Demande d'annulation à laquelle le tribunal a donné raison, se fondant pour se faire "sur plusieurs dispositions de la loi Littoral et du plan d'aménagement et de développement durable de la Corse (PADDUC)".

En particulier, est-il indiqué dans le jugement, le tribunal administratif "a jugé que le classement en zones constructibles de plus de 1 000 hectares de terrains était déséquilibré, car permettant une augmentation potentielle de 60 % de la population de la commune de Bonifacio, alors que celle-ci n’a crû que de 11 % en 10 ans. Il a ainsi estimé qu’en ouvrant à l’urbanisation de vastes secteurs de la commune, le long du littoral et autour de hameaux à l’habitat limité et dispersé, les auteurs du PLU ont favorisé un mitage qui ne permet pas d’atteindre les objectifs de développement durable prescrits par la loi."

Une décision regrettée par la municipalité

La municipalité de Bonifacio dispose, si elle le souhaite, d'un délai de deux mois pour faire appel de cette décision. Cette dernière indique justement dans un communiqué paru ce jour prendre acte de cette décision, à laquelle elle tient toutefois "à apporter quelques précisions".
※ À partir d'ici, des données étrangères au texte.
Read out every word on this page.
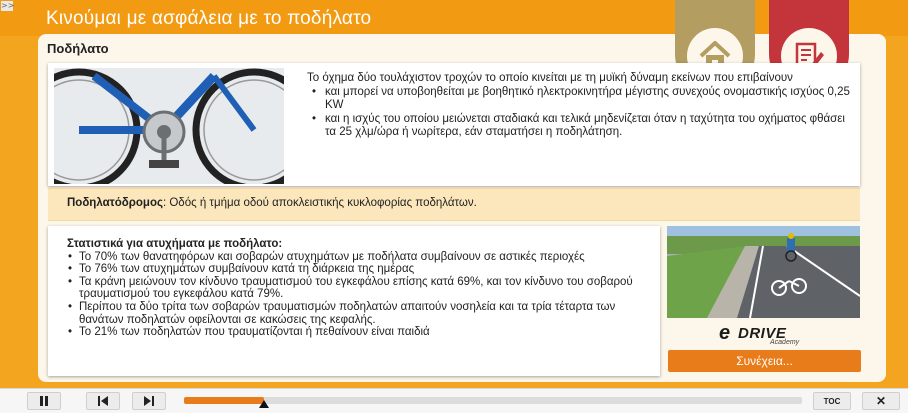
>>
Κινούμαι με ασφάλεια με το ποδήλατο
Ποδήλατο
Το όχημα δύο τουλάχιστον τροχών το οποίο κινείται με τη μυϊκή δύναμη εκείνων που επιβαίνουν
• και μπορεί να υποβοηθείται με βοηθητικό ηλεκτροκινητήρα μέγιστης συνεχούς ονομαστικής ισχύος 0,25 KW
• και η ισχύς του οποίου μειώνεται σταδιακά και τελικά μηδενίζεται όταν η ταχύτητα του οχήματος φθάσει τα 25 χλμ/ώρα ή νωρίτερα, εάν σταματήσει η ποδηλάτηση.
Ποδηλατόδρομος: Οδός ή τμήμα οδού αποκλειστικής κυκλοφορίας ποδηλάτων.
Στατιστικά για ατυχήματα με ποδήλατο:
• Το 70% των θανατηφόρων και σοβαρών ατυχημάτων με ποδήλατα συμβαίνουν σε αστικές περιοχές
• Το 76% των ατυχημάτων συμβαίνουν κατά τη διάρκεια της ημέρας
• Τα κράνη μειώνουν τον κίνδυνο τραυματισμού του εγκεφάλου επίσης κατά 69%, και τον κίνδυνο του σοβαρού τραυματισμού του εγκεφάλου κατά 79%.
• Περίπου τα δύο τρίτα των σοβαρών τραυματισμών ποδηλατών απαιτούν νοσηλεία και τα τρία τέταρτα των θανάτων ποδηλατών οφείλονται σε κακώσεις της κεφαλής.
• Το 21% των ποδηλατών που τραυματίζονται ή πεθαίνουν είναι παιδιά	e DRIVE
Academy
Συνέχεια...
TOC	✕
"Tout d’abord, nous rappelons que le PLU de Bonifacio a été adopté en 2006 sous une précédente mandature, et que le maire actuel, alors conseiller municipal d’opposition, avait voté contre son approbation. Pour autant et depuis son accession aux responsabilités en mars 2008, la municipalité demeure contrainte d’appliquer le PLU en vigueur. Et ce d’autant plus que, attaqué en 2006 dans son intégralité par les associations de défense de l’environnement, la grande majorité du PLU avait été successivement validée par le Tribunal Administratif, la Cour Administrative d’Appel puis le Conseil d’État le 9 décembre 2011", relate les services municipaux.

"En 2008, soutenue alors par les associations de défense de l’environnement, la municipalité prévoyait d’étendre la constructibilité notamment dans la campagne bonifacienne. Cet objectif politique constant s’est heurté depuis à l’enchevêtrement des lois et règlements qui ont impacté la procédure de révision générale du document d’urbanisme, certes imparfait mais qui avait le mérite d’exister."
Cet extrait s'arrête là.